| | Excerpt from WWW.NDMA.COM, © 2022 N. Dean Meyer and Associates Inc.
Contracts (making commitments). Examples of Contracts principles....
- We form clear contracts with our customers and suppliers before we begin projects or deliver services. Contracts define mutual accountabilities; they are not bureaucratic hurdles or legalistic protections.
- Contracts clearly specify the customer and the supplier. They may be between a group and a client (or consortium of clients), or between groups within the organization (for example, as "subcontracts").
- No contract is needed if no customer purchase decision is involved.
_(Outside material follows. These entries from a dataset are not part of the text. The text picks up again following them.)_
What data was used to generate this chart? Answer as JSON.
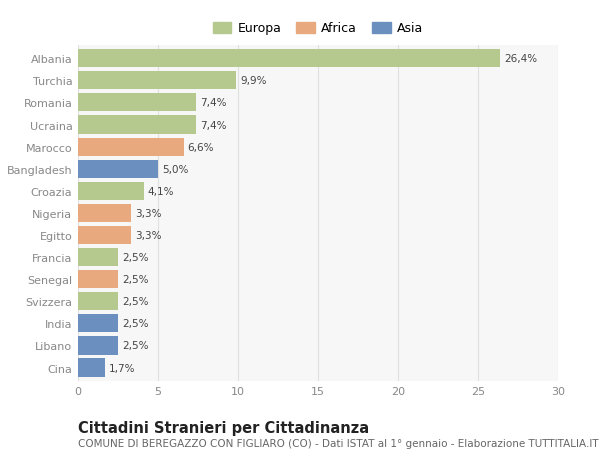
{
  "categories": [
    "Albania",
    "Turchia",
    "Romania",
    "Ucraina",
    "Marocco",
    "Bangladesh",
    "Croazia",
    "Nigeria",
    "Egitto",
    "Francia",
    "Senegal",
    "Svizzera",
    "India",
    "Libano",
    "Cina"
  ],
  "values": [
    26.4,
    9.9,
    7.4,
    7.4,
    6.6,
    5.0,
    4.1,
    3.3,
    3.3,
    2.5,
    2.5,
    2.5,
    2.5,
    2.5,
    1.7
  ],
  "labels": [
    "26,4%",
    "9,9%",
    "7,4%",
    "7,4%",
    "6,6%",
    "5,0%",
    "4,1%",
    "3,3%",
    "3,3%",
    "2,5%",
    "2,5%",
    "2,5%",
    "2,5%",
    "2,5%",
    "1,7%"
  ],
  "continents": [
    "Europa",
    "Europa",
    "Europa",
    "Europa",
    "Africa",
    "Asia",
    "Europa",
    "Africa",
    "Africa",
    "Europa",
    "Africa",
    "Europa",
    "Asia",
    "Asia",
    "Asia"
  ],
  "colors": {
    "Europa": "#b5c98e",
    "Africa": "#e8a97e",
    "Asia": "#6b8fbf"
  },
  "xlim": [
    0,
    30
  ],
  "xticks": [
    0,
    5,
    10,
    15,
    20,
    25,
    30
  ],
  "title": "Cittadini Stranieri per Cittadinanza",
  "subtitle": "COMUNE DI BEREGAZZO CON FIGLIARO (CO) - Dati ISTAT al 1° gennaio - Elaborazione TUTTITALIA.IT",
  "background_color": "#ffffff",
  "axes_bg_color": "#f7f7f7",
  "bar_height": 0.82,
  "title_fontsize": 10.5,
  "subtitle_fontsize": 7.5,
  "label_fontsize": 7.5,
  "tick_fontsize": 8,
  "legend_fontsize": 9,
  "tick_color": "#888888",
  "label_color": "#444444",
  "grid_color": "#e0e0e0"
}
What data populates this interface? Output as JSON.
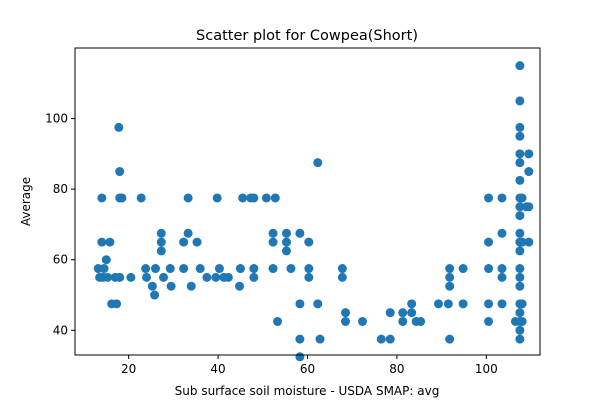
{
  "chart_data": {
    "type": "scatter",
    "title": "Scatter plot for Cowpea(Short)",
    "xlabel": "Sub surface soil moisture - USDA SMAP: avg",
    "ylabel": "Average",
    "xlim": [
      8,
      112
    ],
    "ylim": [
      33,
      120
    ],
    "xticks": [
      20,
      40,
      60,
      80,
      100
    ],
    "yticks": [
      40,
      60,
      80,
      100
    ],
    "xtick_labels": [
      "20",
      "40",
      "60",
      "80",
      "100"
    ],
    "ytick_labels": [
      "40",
      "60",
      "80",
      "100"
    ],
    "grid": false,
    "legend": "none",
    "marker_color": "#1f77b4",
    "points": [
      [
        13.2,
        57.5
      ],
      [
        13.5,
        55
      ],
      [
        14,
        65
      ],
      [
        14,
        77.5
      ],
      [
        14.3,
        55
      ],
      [
        14.5,
        57.5
      ],
      [
        15,
        60
      ],
      [
        15.3,
        55
      ],
      [
        15.8,
        65
      ],
      [
        16.2,
        47.5
      ],
      [
        17,
        55
      ],
      [
        17.3,
        47.5
      ],
      [
        17.8,
        97.5
      ],
      [
        18,
        85
      ],
      [
        18,
        77.5
      ],
      [
        18,
        55
      ],
      [
        18.5,
        77.5
      ],
      [
        20.5,
        55
      ],
      [
        22.8,
        77.5
      ],
      [
        23.8,
        57.5
      ],
      [
        24,
        55
      ],
      [
        25.3,
        52.5
      ],
      [
        25.8,
        50
      ],
      [
        26,
        57.5
      ],
      [
        27.3,
        67.5
      ],
      [
        27.3,
        65
      ],
      [
        27.3,
        62.5
      ],
      [
        27.8,
        55
      ],
      [
        29.3,
        57.5
      ],
      [
        29.5,
        52.5
      ],
      [
        32.3,
        57.5
      ],
      [
        32.3,
        65
      ],
      [
        33.3,
        67.5
      ],
      [
        33.3,
        77.5
      ],
      [
        34,
        52.5
      ],
      [
        35.3,
        65
      ],
      [
        36,
        57.5
      ],
      [
        37.5,
        55
      ],
      [
        39.5,
        55
      ],
      [
        39.8,
        77.5
      ],
      [
        40.3,
        57.5
      ],
      [
        41.3,
        55
      ],
      [
        42.3,
        55
      ],
      [
        44.8,
        52.5
      ],
      [
        45,
        57.5
      ],
      [
        45.5,
        77.5
      ],
      [
        47.3,
        77.5
      ],
      [
        48,
        77.5
      ],
      [
        48,
        57.5
      ],
      [
        48,
        55
      ],
      [
        50.8,
        77.5
      ],
      [
        52.3,
        67.5
      ],
      [
        52.3,
        65
      ],
      [
        52.3,
        57.5
      ],
      [
        52.8,
        77.5
      ],
      [
        53.3,
        42.5
      ],
      [
        55.3,
        67.5
      ],
      [
        55.3,
        65
      ],
      [
        55.3,
        62.5
      ],
      [
        56.3,
        57.5
      ],
      [
        58.3,
        67.5
      ],
      [
        58.3,
        47.5
      ],
      [
        58.3,
        37.5
      ],
      [
        58.3,
        32.5
      ],
      [
        60.3,
        65
      ],
      [
        60.3,
        57.5
      ],
      [
        60.3,
        55
      ],
      [
        62.3,
        87.5
      ],
      [
        62.3,
        47.5
      ],
      [
        62.8,
        37.5
      ],
      [
        67.8,
        57.5
      ],
      [
        67.8,
        55
      ],
      [
        68.5,
        45
      ],
      [
        68.5,
        42.5
      ],
      [
        72.3,
        42.5
      ],
      [
        76.5,
        37.5
      ],
      [
        78.5,
        45
      ],
      [
        78.5,
        37.5
      ],
      [
        81.3,
        45
      ],
      [
        81.3,
        42.5
      ],
      [
        83.3,
        47.5
      ],
      [
        83.3,
        45
      ],
      [
        84.3,
        42.5
      ],
      [
        85.3,
        42.5
      ],
      [
        89.3,
        47.5
      ],
      [
        91.5,
        47.5
      ],
      [
        91.8,
        57.5
      ],
      [
        91.8,
        55
      ],
      [
        91.8,
        52.5
      ],
      [
        91.8,
        37.5
      ],
      [
        94.8,
        57.5
      ],
      [
        94.8,
        47.5
      ],
      [
        100.5,
        77.5
      ],
      [
        100.5,
        65
      ],
      [
        100.5,
        57.5
      ],
      [
        100.5,
        47.5
      ],
      [
        100.5,
        42.5
      ],
      [
        103.5,
        77.5
      ],
      [
        103.5,
        67.5
      ],
      [
        103.5,
        57.5
      ],
      [
        103.5,
        55
      ],
      [
        103.5,
        47.5
      ],
      [
        106.5,
        42.5
      ],
      [
        107.5,
        115
      ],
      [
        107.5,
        105
      ],
      [
        107.5,
        97.5
      ],
      [
        107.5,
        95
      ],
      [
        107.5,
        90
      ],
      [
        107.5,
        87.5
      ],
      [
        107.5,
        82.5
      ],
      [
        107.5,
        77.5
      ],
      [
        107.5,
        75
      ],
      [
        107.5,
        72.5
      ],
      [
        107.5,
        67.5
      ],
      [
        107.5,
        65
      ],
      [
        107.5,
        62.5
      ],
      [
        107.5,
        57.5
      ],
      [
        107.5,
        55
      ],
      [
        107.5,
        52.5
      ],
      [
        107.5,
        47.5
      ],
      [
        107.5,
        45
      ],
      [
        107.5,
        42.5
      ],
      [
        107.5,
        40
      ],
      [
        107.5,
        37.5
      ],
      [
        108,
        77.5
      ],
      [
        108,
        65
      ],
      [
        108,
        47.5
      ],
      [
        108,
        42.5
      ],
      [
        109,
        75
      ],
      [
        109.5,
        90
      ],
      [
        109.5,
        85
      ],
      [
        109.5,
        75
      ],
      [
        109.5,
        65
      ]
    ]
  }
}
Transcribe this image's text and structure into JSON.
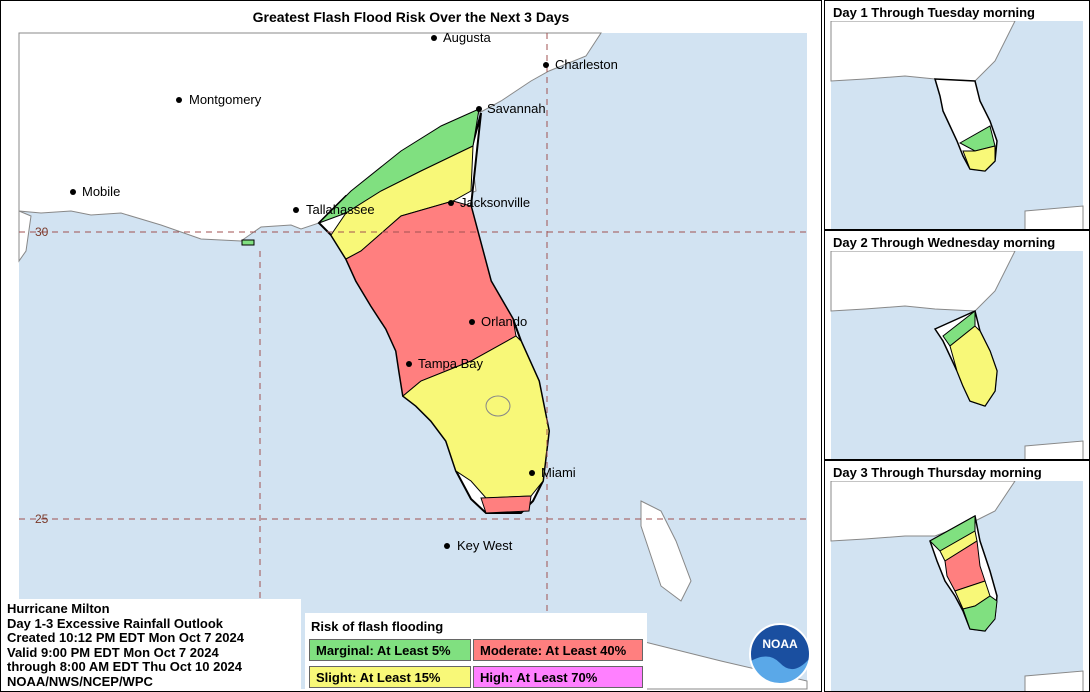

In these situations, customers are not concerned about the organization's commitments and accountabilities. In general, these are products and tasks that benefit the provider more than the customer. Work which does not require a contract includes:....
- Contracts are formed whether or not money changes hands. (Contracts are necessary when the design of the internal economy includes chargebacks, to make client control over their budgets meaningful. However, contracts are not in any way dependent on chargebacks; they are of great value no matter what the design of the internal economy may be.)
- We form a separate contract for each distinct customer purchase decision (eg, a feasibility study, a solution, a specific repair, a service-level agreement for help-desk support).
- For commonly sold products, a "standard" contract may provide a template with commonly used terms and conditions. Nonetheless, an agreement by both parties is still required for each customer decision.
- We contract for the delivery of a service for a specified period of time (i.e., "service-level agreements"), as distinct from contracts for each use, only when the customer makes a single purchase decision that covers repeated instances of a deliverable. At the end of the time period, the contract is renegotiated.